By Ayn-Monique Klahre, Contributor, kitchn.com
I feel like I am a person who is reasonably educated about recycling. I've been doing it since I was a kid, and reporting on it for at least a decade.
But to this day, I pause when it's time to put select items in the trash. What's OK to recycle — and what is OK to trash? The rules seem to change a lot.
The rules can also vary depending on where you live, because everything's recycled at the local level. Plus, very few recyclable-looking things have just one element to them — aluminum cans are wrapped in paper, paper cartons are coated in plastic, plastic containers have cardboard in them. It's confusing.
So I reached out to the pros. I got on the phone with Caroline Cox and Jessica Edington, project managers at How2Recycle, a membership-based labeling program initiated by the Sustainable Packaging Coalition that's working to demystify the process by putting detailed recycling labels on packaged goods.
6 Things You Should Never Recycle
1. Ceramic mugs
What to do with a bunch of ceramic mugs you no longer want around? While some recycling centers that take concrete or brick may take ceramic, not all are equipped to handle them. Your best bet is to donate them if they're not chipped or broken.
2. Polystyrene containers
While many food retailers have phased out polystyrene containers (you probably know them by the brand name Styrofoam) in favor of recyclable or compostable containers, they're still a sturdy, cheap food packaging option that many a deli can't quit. While polystyrene is sometimes technically recyclable, the facilities that recycle it aren't easily accessible to most normal consumers, so the How2Recycle team recently downgraded it from "Check Locally," to "Not yet Recyclable." High hopes we get there soon!
3. Some totally assembled bottles of cleaning products.
You look at that empty bottle of Windex, see the little #1 inside the triangle on the bottom, and just toss it into the bin — but wait! Inside the sprayer is a little metal spring that pumps out the good stuff. If you throw the whole thing in the plastic bin, if that bit of metal is melted with a bale of plastic it could contaminate the whole lot.
So going forward, look for the more detailed How2Recycle label, look extra-closely at the whole bottle, and follow your local guidelines to recycle each piece properly.

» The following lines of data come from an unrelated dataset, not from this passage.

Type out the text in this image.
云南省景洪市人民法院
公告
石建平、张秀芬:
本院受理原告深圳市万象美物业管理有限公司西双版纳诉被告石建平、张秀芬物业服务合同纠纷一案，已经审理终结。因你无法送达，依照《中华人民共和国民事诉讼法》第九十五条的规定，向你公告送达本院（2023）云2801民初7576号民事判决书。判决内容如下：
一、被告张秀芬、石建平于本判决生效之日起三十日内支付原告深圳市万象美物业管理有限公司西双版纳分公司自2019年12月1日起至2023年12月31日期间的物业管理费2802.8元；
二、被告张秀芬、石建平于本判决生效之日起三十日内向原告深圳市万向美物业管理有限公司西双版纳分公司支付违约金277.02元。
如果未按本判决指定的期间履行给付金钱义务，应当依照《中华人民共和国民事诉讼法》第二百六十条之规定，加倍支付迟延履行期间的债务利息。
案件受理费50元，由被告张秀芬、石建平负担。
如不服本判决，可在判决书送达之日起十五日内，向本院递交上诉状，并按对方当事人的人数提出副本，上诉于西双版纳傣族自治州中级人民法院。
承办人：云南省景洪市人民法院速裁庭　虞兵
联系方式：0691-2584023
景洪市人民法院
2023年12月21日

(Image Credit: Joe Lingeman/The Kitchn)
4. Loose bottle caps and small balls of foil
Yes, plastic bottle caps and (clean) balls of aluminum foil are recyclable. The problem is they're so itty-bitty that they can fall right through recycling equipment — meaning they'll end up in a landfill instead.
So before you toss anything smaller than three inches in diameter in the bin, screw caps back onto bottles (most of the time; sometimes they are not recyclable — look at the labeling) and save your bits of foil to bundle together bit by bit until you have a decent-sized ball to recycle. Unfortunately, the foil bit doesn't refer to the lids of yogurt containers, because those are often foil with layers of plastic in between, so they're not always recyclable.
5. Shrink-sleeved containers
You might not know what the term "shrink-sleeve containers" means, but you've seen them: It's a label that perfectly fits around bottle or carton to wrap it in a vibrant design. (Like the label around a bottle of Nesquik, for example.) Problem is, while the bottle or carton may be recyclable, the shrink-sleeve is not — and it can confuse the sorting sensors at the recycling center as they try to determine what kind of material it is. So get out your scissors and snip away those labels before putting your bottle in the bin!
(Image credit: Getty Images)
6. Broken glass
Glass is obviously recyclable. Broken glass is not because it can be dangerous to the workers who collect or work with your recyclables. If you have broken glass, sweep it up and put it in a paper bag before you throw it in the trash.
An important note: It's up to us, the consumers, to get educated about what we can recycle. Initiatives like How2Recycle can make it easier for us — and for that we heartily thank them — but I encourage you to visit your local government's site and learn the rules. They just might be surprising.